10.12.2022

Ich hänge in meiner Informationsbeschaffung etwas hinterher, die Grippe, Sie wissen ja, aber ich habe mit großer Begeisterung zur Kenntnis genommen, dass die liebe Kaltmamsell das gemeinsame Älterwerden jetzt mit einer neuen Schriftgröße moderiert. Ganz hervorragend, ich finde das sehr leserinnenfreundlich. Mich selber betraf das eigentlich gar nicht, da ich ja so Geräte habe, die mit einer kleinen Fingergeste alles so groß ziehen, wie ich das für die alten Augen brauche, aber ich drohe natürlich irgendwann RSI durch fortschreitende Blindheit zu bekommen, so oft, wie ich die kleine Fingergeste anwenden muss, um im Alter noch mit diesen modernen Techniken klarzukommen. Daher: Danke.

Ansonsten wollte Herr H am Ende von Woche 2 unserer lustigen Familienkrankheit „endlich mal wieder was erleben“, also fuhren wir mit FFP3 Masken in den Baumarkt, um dort einen wirklich sehr kleinen sehr traurigen Weihnachtsbaum zu kaufen. Seit 10 Jahren kaufen wir alljährlich am 23.12. einen 3 Meter langen Weihnachtsbaum, der dann – wie Frau N neulich einordnete – als Leiche im Wohnzimmer steht und dann anschließend von der Stadt verfeuert wird, wie absurd ist das eigentlich? Letztes Jahr startete ich eine kleine Umfrage, wie man denn klimabesser dieses Weihnachtsbaumproblem lösen könnte, und ich erinnere mich an viel Resonanz, so richtig überzeugte mich aber nichts. Ich entschied, das Thema einfach zu vertagen, aber heute morgen fiel mir eine weitere Komplikation ein: Wir sind nämlich in der Zeit, in der die Leiche im Wohnzimmer steht, ja eigentlich gar nicht da. Am 26. fahren wir in Urlaub, am 31. kommen dann wir und die Ns, am 1. werden wir wieder nüchtern, und am 2. möchte ich erfahrungsgemäß den Baum wieder loswerden, neues Jahr, Baum muss raus.

Durch geschicktes Framing überzeugte ich erst den hier ansässigen Öko, für den eigentlich ein Baum erst bei 3 Metern Höhe beginnt, dass ich dieses Jahr einen 80 cm Baum mit Wurzel kaufen möchte, und er war begeistert. Im zweiten Schritt erzählte ich dann dem umweltbewegten Teenager die Geschichte von der Leiche und dem CO2, und dann war das auch geritzt, also fuhren wir ins Gartendingens. Ich schritt durch die Reihen kleiner Minitannen mit Ballen, fand eine, die besonders schön und buschig war, rief Herrn H zu mir, der noch in der Abteilung mit den Weihnachtsgnomen hängengeblieben war, und dann sah ich etwas, was ich wirklich sehr selten bei erwachsenen Menschen sehe: Herr H. machte ein Schüppchen. Vor der 80 cm Fichte stand ein 198 cm Mann und machte ein Schüppchen.

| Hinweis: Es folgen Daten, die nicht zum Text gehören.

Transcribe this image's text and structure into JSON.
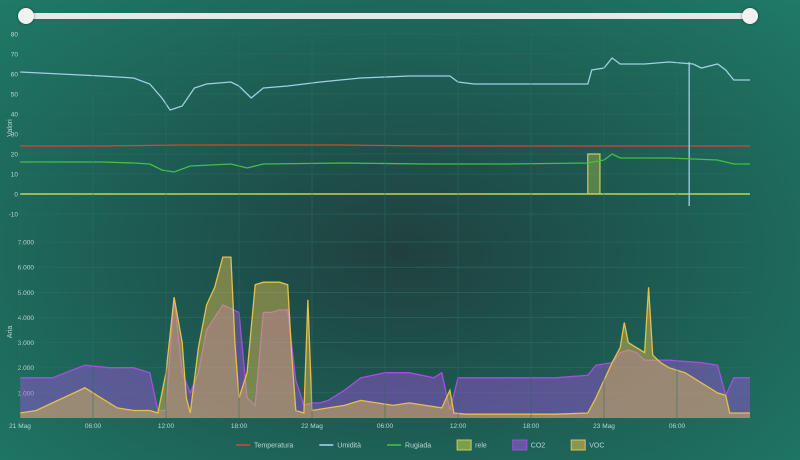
{
  "range_slider": {
    "start": 0,
    "end": 1
  },
  "colors": {
    "temperatura": "#d9452c",
    "umidita": "#9fd0e6",
    "rugiada": "#43c043",
    "rele": "#c8d24a",
    "co2": "#a44fe0",
    "voc": "#e6c04b",
    "axis_text": "#b7d8cf",
    "grid": "#2f6a61"
  },
  "legend": [
    {
      "key": "temperatura",
      "label": "Temperatura",
      "kind": "line"
    },
    {
      "key": "umidita",
      "label": "Umidità",
      "kind": "line"
    },
    {
      "key": "rugiada",
      "label": "Rugiada",
      "kind": "line"
    },
    {
      "key": "rele",
      "label": "rele",
      "kind": "box"
    },
    {
      "key": "co2",
      "label": "CO2",
      "kind": "box"
    },
    {
      "key": "voc",
      "label": "VOC",
      "kind": "box"
    }
  ],
  "chart_data": [
    {
      "type": "line",
      "title": "",
      "xlabel": "",
      "ylabel": "Valori",
      "ylim": [
        -10,
        80
      ],
      "yticks": [
        -10,
        0,
        10,
        20,
        30,
        40,
        50,
        60,
        70,
        80
      ],
      "grid": true,
      "x_hours": [
        0,
        90
      ],
      "series": [
        {
          "name": "Temperatura",
          "color_key": "temperatura",
          "points": [
            [
              0,
              24
            ],
            [
              10,
              24
            ],
            [
              20,
              24.5
            ],
            [
              30,
              24.5
            ],
            [
              40,
              24.5
            ],
            [
              50,
              24
            ],
            [
              60,
              24
            ],
            [
              70,
              24
            ],
            [
              80,
              24
            ],
            [
              90,
              24
            ]
          ]
        },
        {
          "name": "Umidità",
          "color_key": "umidita",
          "points": [
            [
              0,
              61
            ],
            [
              5,
              60
            ],
            [
              10,
              59
            ],
            [
              14,
              58
            ],
            [
              16,
              55
            ],
            [
              17.5,
              48
            ],
            [
              18.5,
              42
            ],
            [
              20,
              44
            ],
            [
              21.5,
              53
            ],
            [
              23,
              55
            ],
            [
              26,
              56
            ],
            [
              27,
              54
            ],
            [
              28.5,
              48
            ],
            [
              30,
              53
            ],
            [
              33,
              54
            ],
            [
              37,
              56
            ],
            [
              42,
              58
            ],
            [
              48,
              59
            ],
            [
              53,
              59
            ],
            [
              54,
              56
            ],
            [
              56,
              55
            ],
            [
              62,
              55
            ],
            [
              68,
              55
            ],
            [
              70,
              55
            ],
            [
              70.5,
              62
            ],
            [
              72,
              63
            ],
            [
              73,
              68
            ],
            [
              74,
              65
            ],
            [
              77,
              65
            ],
            [
              80,
              66
            ],
            [
              83,
              65
            ],
            [
              84,
              63
            ],
            [
              86,
              65
            ],
            [
              87,
              62
            ],
            [
              88,
              57
            ],
            [
              90,
              57
            ]
          ],
          "spike": {
            "x": 82.5,
            "top": 66,
            "bottom": -6
          }
        },
        {
          "name": "Rugiada",
          "color_key": "rugiada",
          "points": [
            [
              0,
              16
            ],
            [
              10,
              16
            ],
            [
              14,
              15.5
            ],
            [
              16,
              15
            ],
            [
              17.5,
              12
            ],
            [
              19,
              11
            ],
            [
              21,
              14
            ],
            [
              26,
              15
            ],
            [
              28,
              13
            ],
            [
              30,
              15
            ],
            [
              40,
              15.5
            ],
            [
              50,
              15
            ],
            [
              60,
              15
            ],
            [
              70,
              15.5
            ],
            [
              72,
              17
            ],
            [
              73,
              20
            ],
            [
              74,
              18
            ],
            [
              80,
              18
            ],
            [
              86,
              17
            ],
            [
              87,
              16
            ],
            [
              88,
              15
            ],
            [
              90,
              15
            ]
          ]
        }
      ],
      "rele_pulse": {
        "x_start": 70,
        "x_end": 71.5,
        "value": 20
      }
    },
    {
      "type": "area",
      "title": "",
      "xlabel": "",
      "ylabel": "Aria",
      "ylim": [
        0,
        7000
      ],
      "yticks": [
        0,
        1000,
        2000,
        3000,
        4000,
        5000,
        6000,
        7000
      ],
      "ytick_labels": [
        "",
        "1.000",
        "2.000",
        "3.000",
        "4.000",
        "5.000",
        "6.000",
        "7.000"
      ],
      "grid": true,
      "x_ticks": [
        {
          "h": 0,
          "label": "21 Mag"
        },
        {
          "h": 9,
          "label": "06:00"
        },
        {
          "h": 18,
          "label": "12:00"
        },
        {
          "h": 27,
          "label": "18:00"
        },
        {
          "h": 36,
          "label": "22 Mag"
        },
        {
          "h": 45,
          "label": "06:00"
        },
        {
          "h": 54,
          "label": "12:00"
        },
        {
          "h": 63,
          "label": "18:00"
        },
        {
          "h": 72,
          "label": "23 Mag"
        },
        {
          "h": 81,
          "label": "06:00"
        }
      ],
      "x_hours": [
        0,
        90
      ],
      "series": [
        {
          "name": "CO2",
          "color_key": "co2",
          "points": [
            [
              0,
              1600
            ],
            [
              4,
              1600
            ],
            [
              8,
              2100
            ],
            [
              11,
              2000
            ],
            [
              14,
              2000
            ],
            [
              16,
              1800
            ],
            [
              17,
              300
            ],
            [
              18,
              300
            ],
            [
              19,
              4800
            ],
            [
              20,
              1800
            ],
            [
              21,
              1000
            ],
            [
              22,
              1800
            ],
            [
              23,
              3500
            ],
            [
              24,
              4000
            ],
            [
              25,
              4500
            ],
            [
              27,
              4200
            ],
            [
              28,
              800
            ],
            [
              29,
              500
            ],
            [
              30,
              4200
            ],
            [
              31,
              4200
            ],
            [
              32,
              4300
            ],
            [
              33,
              4300
            ],
            [
              34,
              1500
            ],
            [
              35,
              500
            ],
            [
              36,
              600
            ],
            [
              37,
              600
            ],
            [
              38,
              700
            ],
            [
              40,
              1100
            ],
            [
              42,
              1600
            ],
            [
              45,
              1800
            ],
            [
              48,
              1800
            ],
            [
              51,
              1600
            ],
            [
              52,
              1800
            ],
            [
              53,
              300
            ],
            [
              54,
              1600
            ],
            [
              60,
              1600
            ],
            [
              66,
              1600
            ],
            [
              70,
              1700
            ],
            [
              71,
              2100
            ],
            [
              73,
              2200
            ],
            [
              74,
              2600
            ],
            [
              75,
              2700
            ],
            [
              76,
              2600
            ],
            [
              77,
              2300
            ],
            [
              80,
              2300
            ],
            [
              84,
              2200
            ],
            [
              86,
              2100
            ],
            [
              87,
              900
            ],
            [
              88,
              1600
            ],
            [
              90,
              1600
            ]
          ]
        },
        {
          "name": "VOC",
          "color_key": "voc",
          "points": [
            [
              0,
              200
            ],
            [
              2,
              300
            ],
            [
              4,
              600
            ],
            [
              6,
              900
            ],
            [
              8,
              1200
            ],
            [
              10,
              800
            ],
            [
              12,
              400
            ],
            [
              14,
              300
            ],
            [
              16,
              300
            ],
            [
              17,
              200
            ],
            [
              18,
              1800
            ],
            [
              19,
              4800
            ],
            [
              20,
              3000
            ],
            [
              20.5,
              800
            ],
            [
              21,
              200
            ],
            [
              22,
              2800
            ],
            [
              23,
              4500
            ],
            [
              24,
              5200
            ],
            [
              25,
              6400
            ],
            [
              26,
              6400
            ],
            [
              26.5,
              3000
            ],
            [
              27,
              800
            ],
            [
              28,
              1800
            ],
            [
              29,
              5300
            ],
            [
              30,
              5400
            ],
            [
              31,
              5400
            ],
            [
              32,
              5400
            ],
            [
              33,
              5300
            ],
            [
              33.5,
              2500
            ],
            [
              34,
              300
            ],
            [
              35,
              200
            ],
            [
              35.5,
              4700
            ],
            [
              36,
              300
            ],
            [
              38,
              400
            ],
            [
              40,
              500
            ],
            [
              42,
              700
            ],
            [
              44,
              600
            ],
            [
              46,
              500
            ],
            [
              48,
              600
            ],
            [
              50,
              500
            ],
            [
              52,
              400
            ],
            [
              53,
              1100
            ],
            [
              53.5,
              200
            ],
            [
              55,
              150
            ],
            [
              60,
              150
            ],
            [
              66,
              150
            ],
            [
              70,
              200
            ],
            [
              71,
              800
            ],
            [
              72,
              1500
            ],
            [
              73,
              2200
            ],
            [
              74,
              2800
            ],
            [
              74.5,
              3800
            ],
            [
              75,
              3000
            ],
            [
              76,
              2800
            ],
            [
              77,
              2600
            ],
            [
              77.5,
              5200
            ],
            [
              78,
              2500
            ],
            [
              79,
              2200
            ],
            [
              80,
              2000
            ],
            [
              82,
              1800
            ],
            [
              84,
              1400
            ],
            [
              86,
              1000
            ],
            [
              87,
              900
            ],
            [
              87.5,
              200
            ],
            [
              88,
              200
            ],
            [
              90,
              200
            ]
          ]
        }
      ]
    }
  ]
}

Wir einigten uns dann auf einen sehr hässlichen 120 cm Baum, „immerhin ist der ja wenigstens größer“, denn es scheint ja doch so zu sein: Da kann man Männern ein Leben lang in allen Medien und Kontexten erzählen, das Größe keine Rolle spielt. Wenn es um den Weihnachtsbaum geht, ist alles vergessen.

8 Gedanken zu „10.12.2022“

  1. Jetzt möchte der regional anders sozialisierte Leser aber wissen, was „ein Schüppchen machen“ ist. Googlen brachte mir einen Artikel der Apothekenrundschau zu Anti-Schuppen-Shampoos. Und ich vermute, damit hat es nichts zu tun.

  2. Mir ist es mit eher norddeutscher Sprachprägung nur als Flunsch/Fluppe ziehen bekannt. Aber jetzt amüsiert mich leicht die Vorstellung von einem 1,98-Mann, der genau jenes macht.

  3. habt ihr auch eine gebrauchsanweisung für den baum im topf? wenn er überleben soll, braucht er nach dem aufenthalt im haus eine übergangswohnung in der garage, oder sonstigem geschützen ort. bitte nicht zuviel gießen, er verdunstet ja nichts ohne sonne. aber auch nicht total austrocknen lassen. und dann kann er märz raus und im nächsten jahr nochmal genutzt werden(mindestens), für ein jahr reicht der topf sicher.

    • Herr H hat ja Baum studiert, er weiß da gut Bescheid. Er wohnt bis zum Frühling im ungeheizten Wintergarten, seufz. Also der Baum. Und dann ist die Chance 50/50, aber gut. Immerhin gibt es eine Chance.